Posted on August 11th 2010

When Apple released Safari 5 with extensions, I was psyched. Since I’ve been reading daily about technologies in a multitude of domains, it’s as if new technology announcements made an extra connection in my mind. I could see how Safari Extensions could be way more than what had been done with them. I knew there was a system which could be built to support much more complex extensions (which at that point I’d call “apps”).

To me, that’s an opportunity. A brand new market, an unexploited niche in which I saw more than the small utilities it promised. This untapped platform had something I dearly liked: HTML/CSS and Javascript. Oh and it wasn’t the CSS we know from Internet Explorer, it was top of the line CSS3 from Webkit. Imagine being brought upon you a free platform on which you can create “apps” in languages you already master (or almost), using the best and latest technologies.

For months I had been talking with my dear friend Scott about new technologies, what they meant and how they could be assembled to create something way better than the sum of its parts.
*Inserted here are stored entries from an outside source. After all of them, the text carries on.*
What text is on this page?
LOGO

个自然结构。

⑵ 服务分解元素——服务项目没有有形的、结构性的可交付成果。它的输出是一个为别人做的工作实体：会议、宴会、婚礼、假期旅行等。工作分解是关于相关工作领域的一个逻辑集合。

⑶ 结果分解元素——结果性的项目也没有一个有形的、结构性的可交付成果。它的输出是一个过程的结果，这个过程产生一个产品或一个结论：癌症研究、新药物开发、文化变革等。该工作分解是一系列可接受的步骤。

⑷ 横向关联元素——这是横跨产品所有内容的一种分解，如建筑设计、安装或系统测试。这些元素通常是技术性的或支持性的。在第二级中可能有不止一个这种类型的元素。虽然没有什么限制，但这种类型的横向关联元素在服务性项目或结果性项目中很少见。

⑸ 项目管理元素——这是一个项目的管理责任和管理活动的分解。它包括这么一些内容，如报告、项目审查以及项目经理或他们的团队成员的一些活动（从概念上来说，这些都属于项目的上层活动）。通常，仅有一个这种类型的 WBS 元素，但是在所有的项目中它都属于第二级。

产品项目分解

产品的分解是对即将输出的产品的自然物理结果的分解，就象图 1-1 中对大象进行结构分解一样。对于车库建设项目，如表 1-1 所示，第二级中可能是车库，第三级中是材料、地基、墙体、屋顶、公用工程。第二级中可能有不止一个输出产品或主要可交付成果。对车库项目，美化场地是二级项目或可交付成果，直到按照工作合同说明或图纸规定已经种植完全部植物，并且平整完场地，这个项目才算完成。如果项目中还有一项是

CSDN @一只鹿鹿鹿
Innovation? I think so.

Up to now, there’s yet to be anything quite like Ostrich in the Safari Extensions field. Is this a rant? Yes. I’m ecstatic of having shipped the product while the opportunity was still there and while I could still call it “innovation”. It’s not perfect, but it works. Enough to compel over 8000 users to try it.

Ostrich has been my life for the past month and it’s been a hell of a ride. The story is a long one and I’m writing it in separate posts. In the next few ones I’ll be talking about the technology behind Ostrich, the community and how I managed it, its success, etc.